Kamu kurum ve kuruluşlarında 25 bin 266 geçici personel istihdam edildiğini belirten Yılmaz, geçici personele aile yardımı verilmesine ilişkin hüküm bulunmadığını, bu konuda herhangi bir çalışma da olmadığını kaydetti. Türkiye'de boşanma oranının AB ülkelerine göre oldukça düşük olduğunu vurgulayan Bakan Yılmaz, "AB ülkelerinde evlenme oranı azalırken, Türkiye'de artış göstermektedir. Boşanma istatistiklerinin tek değişkenle açıklanması mümkün değildir. Boşanma verilerinde ciddi artış olmasa dahi ilgili bakanlık tarafından aile kurumunu güçlü kılacak faaliyetlere devam edilmektedir" ifadelerini kullandı.
Kamu kurum ve kuruluşlarında çeşitli kanun, KHK ve Bakanlar Kurulu kararlarıyla sözleşmeli personel istihdam edilebildiğini belirten Bakan Yılmaz, belediye ve il özel idarelerinde yaklaşık 17 bin, KİT'lerde 76 bin 785 sözleşmeli personel istihdam edildiğini söyledi. Bakan Yılmaz, kamuda, 187 bin 280'i Devlet Memurları Kanunu'nun 4-b hükmüne tabi olmak üzere toplam 197 bin 350 sözleşmeli personelin 21 Aralık 2012 tarihi itibariyle memur kadrolarına atandığını kaydetti.
Sözleşmeli personelin memur kadrosuna kanunla geçirilebileceğine işaret eden Yılmaz, Devlet Personel Başkanlığı'nda bununla ilgili çalışma bulunmadığını belirtti.
Bakan Yılmaz, son 10 yılda hastalık, ailevi geçimsizlik, geçim zorluğu, ticari başarısızlık, olumsuz ilişkiler ve öğrenimde başarılı olamama gibi nedenlerden kaynaklanan ruhi bunalımlar sonucunda 26 bin 745 kişinin intihar ettiğini açıkladı. Yılmaz, intihar olaylarının önlenmesi konusunda sosyal içerikli projeler üretilerek yaşama geçirilmesi gerektiğinin değerlendirildiğini kaydetti.

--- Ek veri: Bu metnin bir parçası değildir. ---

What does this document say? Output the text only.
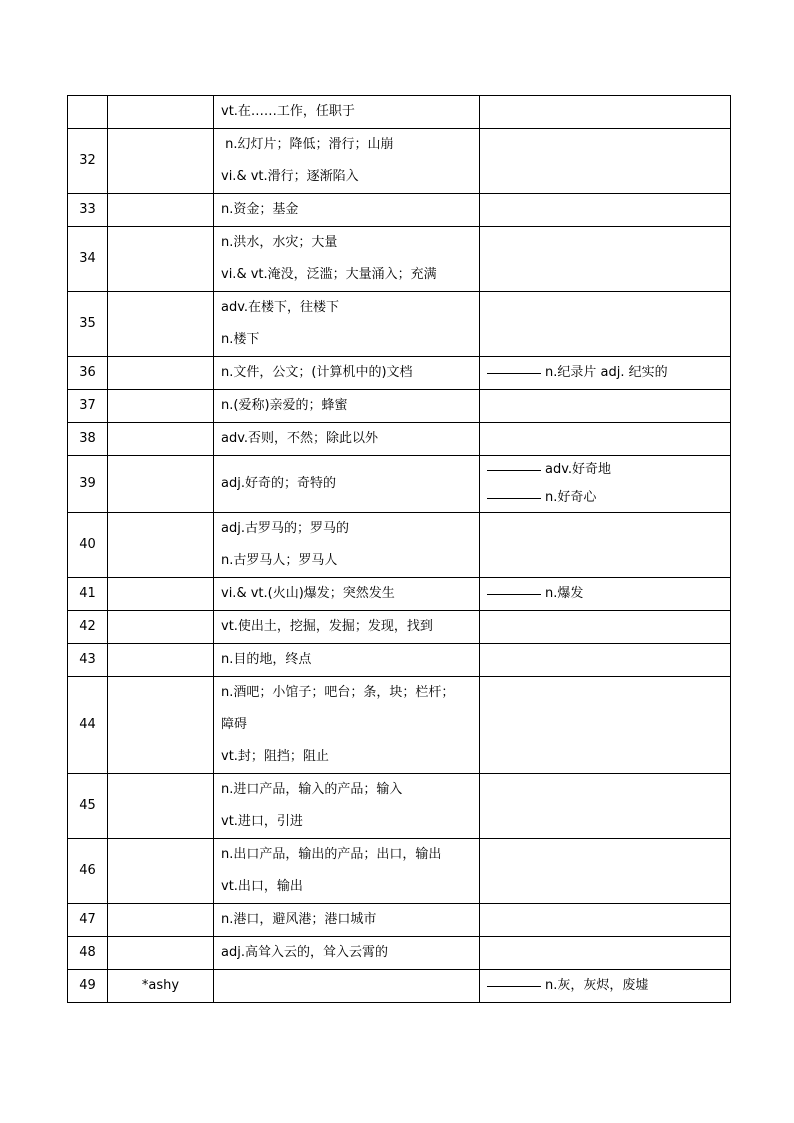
		vt.在……工作，任职于	

32		n.幻灯片；降低；滑行；山崩
vi.& vt.滑行；逐渐陷入	

33		n.资金；基金	

34		n.洪水，水灾；大量
vi.& vt.淹没，泛滥；大量涌入；充满	

35		adv.在楼下，往楼下
n.楼下	

36		n.文件，公文；(计算机中的)文档	n.纪录片 adj. 纪实的

37		n.(爱称)亲爱的；蜂蜜	

38		adv.否则，不然；除此以外	

39		adj.好奇的；奇特的	adv.好奇地
n.好奇心

40		adj.古罗马的；罗马的
n.古罗马人；罗马人	

41		vi.& vt.(火山)爆发；突然发生	n.爆发

42		vt.使出土，挖掘，发掘；发现，找到	

43		n.目的地，终点	

44		n.酒吧；小馆子；吧台；条，块；栏杆；
障碍
vt.封；阻挡；阻止	

45		n.进口产品，输入的产品；输入
vt.进口，引进	

46		n.出口产品，输出的产品；出口，输出
vt.出口，输出	

47		n.港口，避风港；港口城市	

48		adj.高耸入云的，耸入云霄的	

49	*ashy		n.灰，灰烬，废墟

Eğitim öğretimin niteliğini artırmak amacıyla FATİH Projesi kapsamında, tüm temel ve ortaöğretim kurumlarında her dersliğin akıllı tahta, internet altyapısı ve çeşitli dokümanlarla donatılacağını anlatan Yılmaz, ilk etapta 3 bin 657 ortaöğretim kurumunun ihalesinin tamamlandığını ve sözleşme imzalandığını belirtti.